National LGBT Groups Distance Themselves from Ohio Campaign to Put Gay Marriage on 2014 Ballot
Today, FreedomOhio, a group working to put same-sex marriage on the ballot in Ohio in 2014, announced that "the Human Rights Campaign, Equality Ohio, the National Gay & Lesbian Task Force, National Freedom to Marry, the Gill Action Fund, the American Unity Fund and the BISC met today and discussed how to become involved in next year’s campaign" according to the Columbus Dispatch.
“We have decided to be on the ballot in 2014 to allow for a continuing dialogue with voters across Ohio about why marriage matters. We will continue to build upon the hundreds of thousands of conversations we’ve had already, to identify supportive voters, and to raise the resources necessary to mobilize a full-on campaign.”
Later this afternoon, those groups confirmed the meeting in an email, but said there was no discussion about putting the measure on the ballot in 2014 or any other date:
Contrary to the assertions made by Ian James in an unapproved statement, there was no agreement reached to put forward a ballot initiative in 2014 or any other specific date. Instead, all of the groups in attendance, including Freedom Ohio and nearly a dozen other leading organizations, agreed to work together to talk to Ohio voters about why marriage matters and strengthen our coalition in the months ahead, reserving judgment on the timing of a ballot initiative until a clear pathway to victory could be determined and carried out.
“Ohio families deserve to win marriage as soon as possible. And our national partners have won marriage equality in 13 jurisdictions. We are putting together a strong, honest coalition and a responsible plan to win,” said Elyzabeth Holford, Executive Director of Equality Ohio. “We intend to win and will do everything necessary to secure fairness for same-sex couples and their families.”
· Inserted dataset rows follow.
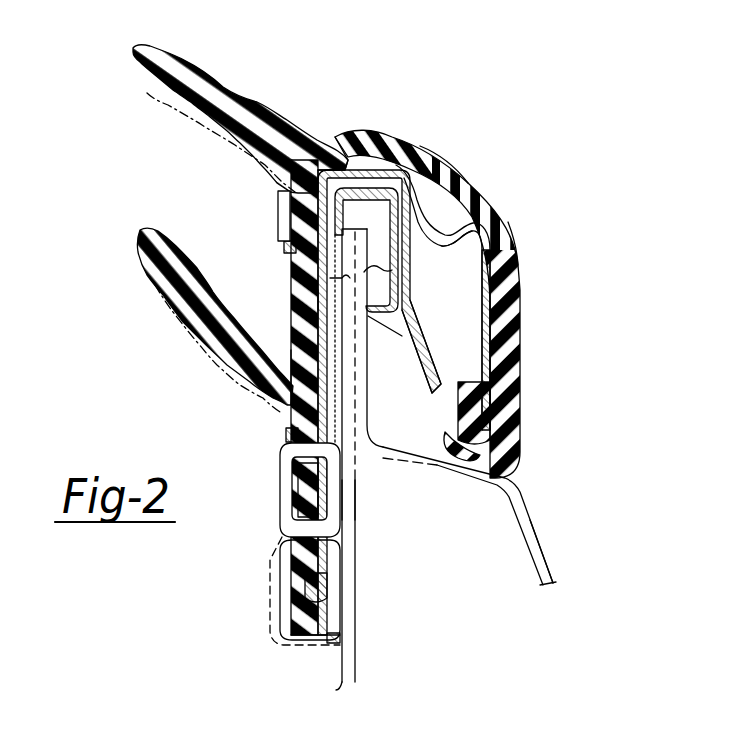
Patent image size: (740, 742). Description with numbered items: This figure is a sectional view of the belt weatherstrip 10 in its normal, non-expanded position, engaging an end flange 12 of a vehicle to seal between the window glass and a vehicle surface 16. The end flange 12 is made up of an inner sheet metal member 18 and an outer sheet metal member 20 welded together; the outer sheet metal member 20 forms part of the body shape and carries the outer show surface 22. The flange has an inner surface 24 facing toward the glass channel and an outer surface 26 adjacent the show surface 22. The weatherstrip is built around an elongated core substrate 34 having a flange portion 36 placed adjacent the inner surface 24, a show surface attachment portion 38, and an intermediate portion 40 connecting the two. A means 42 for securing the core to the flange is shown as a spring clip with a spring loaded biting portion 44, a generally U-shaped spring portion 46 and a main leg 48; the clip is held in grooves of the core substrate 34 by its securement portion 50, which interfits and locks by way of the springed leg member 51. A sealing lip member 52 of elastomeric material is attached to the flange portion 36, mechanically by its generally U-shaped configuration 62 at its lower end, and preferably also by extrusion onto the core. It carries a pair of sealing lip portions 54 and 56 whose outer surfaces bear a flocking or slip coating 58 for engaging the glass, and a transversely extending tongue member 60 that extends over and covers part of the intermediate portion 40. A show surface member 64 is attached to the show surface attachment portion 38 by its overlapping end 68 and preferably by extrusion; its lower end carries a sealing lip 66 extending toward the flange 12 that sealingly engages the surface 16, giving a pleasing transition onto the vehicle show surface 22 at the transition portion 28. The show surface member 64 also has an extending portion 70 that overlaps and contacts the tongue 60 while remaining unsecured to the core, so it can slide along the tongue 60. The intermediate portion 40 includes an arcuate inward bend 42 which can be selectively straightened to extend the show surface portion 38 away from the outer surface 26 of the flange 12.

The belt weatherstrip 10 is at (363, 113).
The end flange 12 is at (352, 208).
The vehicle surface 16 is at (420, 450).
The inner sheet metal member 18 is at (330, 279).
The outer sheet metal member 20 is at (388, 270).
The outer show surface 22 is at (545, 576).
The inner surface 24 is at (315, 301).
The outer surface 26 is at (368, 383).
The transition portion 28 is at (520, 486).
The elongated core substrate 34 is at (313, 137).
The flange portion 36 is at (285, 415).
The show surface attachment portion 38 is at (512, 327).
The intermediate portion 40 is at (440, 228).
The means for securing 42 is at (490, 197).
The spring loaded biting portion 44 is at (413, 318).
The U shaped spring portion 46 is at (362, 190).
The main leg 48 is at (356, 500).
The securement portion 50 is at (288, 489).
The springed leg member 51 is at (290, 453).
The sealing lip member 52 is at (290, 198).
The sealing lip portion 54 is at (178, 76).
The sealing lip portion 56 is at (187, 259).
The flocking or slip coating 58 is at (282, 436).
The tongue member 60 is at (342, 151).
The U shaped configuration 62 is at (302, 626).
The show surface member 64 is at (512, 256).
The sealing lip 66 is at (460, 456).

“We are committed to winning marriage in Ohio as soon as possible, and to developing the kind of robust campaign that has helped us achieve historic victories across the country,” said Marc Solomon, National Campaign Director for Freedom to Marry. “What we need to do now is engage in the real work to increase public support so we can win on the ballot—in 2016, or if possible sooner.”
“Ian James must have attended a different meeting than the rest of us,” said Marty Rouse, National Field Director for the Human Rights Campaign. “Representatives from 11 state and national organizations participated in today’s meeting. Ten of them came away with a clear understanding that we would refrain from deciding on timing until it was responsible to do so. We’re perplexed as to how Freedom Ohio came away with a different understanding.”